Twelve years ago, I got married to someone I knew for 3 months. We went from dating to married in that short time. I don’t regret it, but I don’t recommend it either. We were happy for the first 6 or so of our 12-year marriage. After that, our differences started becoming too much and we mutually decided to end things last year. Where’s the indecision, you might be asking? Well, when you can’t decide for 6 years if you want to be married to someone or not it takes its toll. When we finally parted (officially earlier this year), it was on mostly okay terms. Not the best of friends but not bitter enemies either.
There’s been more indecision and upheaval throughout my life. From bouncing around and moving the last year and a half, and the instability that brought, to dealing with being the “adult” at 19 just after my dad died. My mom played the grieving widow part well, but it was me who sat with my dad at his chemo appointments, and me who took him to radiation before he passed away. It was me who made some of the hard decisions after he died. I was the one who couldn’t say goodbye the night he was moved to hospice. I was also taking her to work and working some at the same time too. But then I had to listen to her go on about she just did so much for him… It killed the last part of love I had for her. Which has made me indecisive on how I feel about her and taking care of her as she gets older. I do it now, out of obligation and guilt. Guilt because I promised my dad I’d do everything I could to help her out. Now no one expects a 19-year-old to follow that, but I have tried my best to. And now with me at 33, she needs help. I give what I can, but if she doesn’t want to take care of herself, who the hell am I to force that? And I feel torn about it, because well she is my mom and the only family I really have left. At the same time, where was the mom I needed when my world kept crashing down? Why do I have to be there for her now? I know I don’t owe her anything. I just do it for my own peace of mind and so that the guilt won’t completely eat me alive.

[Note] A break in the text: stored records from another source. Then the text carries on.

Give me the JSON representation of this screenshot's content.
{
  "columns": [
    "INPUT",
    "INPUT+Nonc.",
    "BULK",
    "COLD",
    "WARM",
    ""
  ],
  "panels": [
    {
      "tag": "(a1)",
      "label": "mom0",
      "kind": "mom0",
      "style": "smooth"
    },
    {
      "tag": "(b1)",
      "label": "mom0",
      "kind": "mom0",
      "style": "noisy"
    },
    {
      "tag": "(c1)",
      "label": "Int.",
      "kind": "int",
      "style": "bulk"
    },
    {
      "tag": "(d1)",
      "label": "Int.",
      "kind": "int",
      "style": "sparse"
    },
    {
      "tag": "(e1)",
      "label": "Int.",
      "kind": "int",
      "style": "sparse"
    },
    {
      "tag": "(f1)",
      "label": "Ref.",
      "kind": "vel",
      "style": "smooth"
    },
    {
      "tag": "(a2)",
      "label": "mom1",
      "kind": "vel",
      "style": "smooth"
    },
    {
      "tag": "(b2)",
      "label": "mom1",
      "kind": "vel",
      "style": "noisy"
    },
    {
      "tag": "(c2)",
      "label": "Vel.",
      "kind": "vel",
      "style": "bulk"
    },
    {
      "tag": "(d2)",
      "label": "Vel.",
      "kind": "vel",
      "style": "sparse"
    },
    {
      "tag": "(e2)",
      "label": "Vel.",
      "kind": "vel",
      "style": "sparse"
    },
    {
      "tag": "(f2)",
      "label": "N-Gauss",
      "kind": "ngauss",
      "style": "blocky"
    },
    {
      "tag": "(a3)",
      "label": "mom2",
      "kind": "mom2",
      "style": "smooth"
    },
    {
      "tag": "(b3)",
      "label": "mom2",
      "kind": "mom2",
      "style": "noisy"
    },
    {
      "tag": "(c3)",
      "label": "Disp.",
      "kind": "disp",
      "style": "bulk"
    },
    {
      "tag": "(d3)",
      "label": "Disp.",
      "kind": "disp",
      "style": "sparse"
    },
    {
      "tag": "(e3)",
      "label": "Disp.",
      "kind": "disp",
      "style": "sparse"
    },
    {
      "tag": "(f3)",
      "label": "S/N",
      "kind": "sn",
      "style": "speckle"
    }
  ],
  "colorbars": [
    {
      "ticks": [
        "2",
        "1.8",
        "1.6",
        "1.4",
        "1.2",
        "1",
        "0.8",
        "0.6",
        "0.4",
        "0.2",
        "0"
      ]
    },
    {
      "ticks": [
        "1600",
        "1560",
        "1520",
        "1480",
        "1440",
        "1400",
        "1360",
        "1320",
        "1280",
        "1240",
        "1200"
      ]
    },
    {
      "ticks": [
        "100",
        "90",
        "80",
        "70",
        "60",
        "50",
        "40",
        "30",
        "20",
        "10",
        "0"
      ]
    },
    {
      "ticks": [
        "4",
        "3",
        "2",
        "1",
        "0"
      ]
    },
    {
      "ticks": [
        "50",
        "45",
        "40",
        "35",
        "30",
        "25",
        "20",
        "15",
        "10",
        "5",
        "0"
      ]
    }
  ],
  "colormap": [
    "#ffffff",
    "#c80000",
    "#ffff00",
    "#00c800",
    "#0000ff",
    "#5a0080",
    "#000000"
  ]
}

Where does that leave me now? Still undecided in a lot of things but I know a few things. I want to finish my degree in Psychology so I can help people. I hope it’s sometime in the next few years but no one really knows what the future has in store. I want to find the happiness that I’ve lost out on and had previously given up finding. I want to be the person I could have been 10 years ago if life hadn’t decided to dump all those things on someone who wasn’t wholly prepared or even a little prepared. But at least I have things I want to accomplish and want to strive to be now. That’s more things decided than what I had yesterday. And maybe tomorrow, I can finally decide what some of my favorite things are.
The goodness and kindness we can show to others is what keeps me from getting stuck on all the bad that has happened in my own life. We can each be that force of good- if we just get out of our own heads from time to time.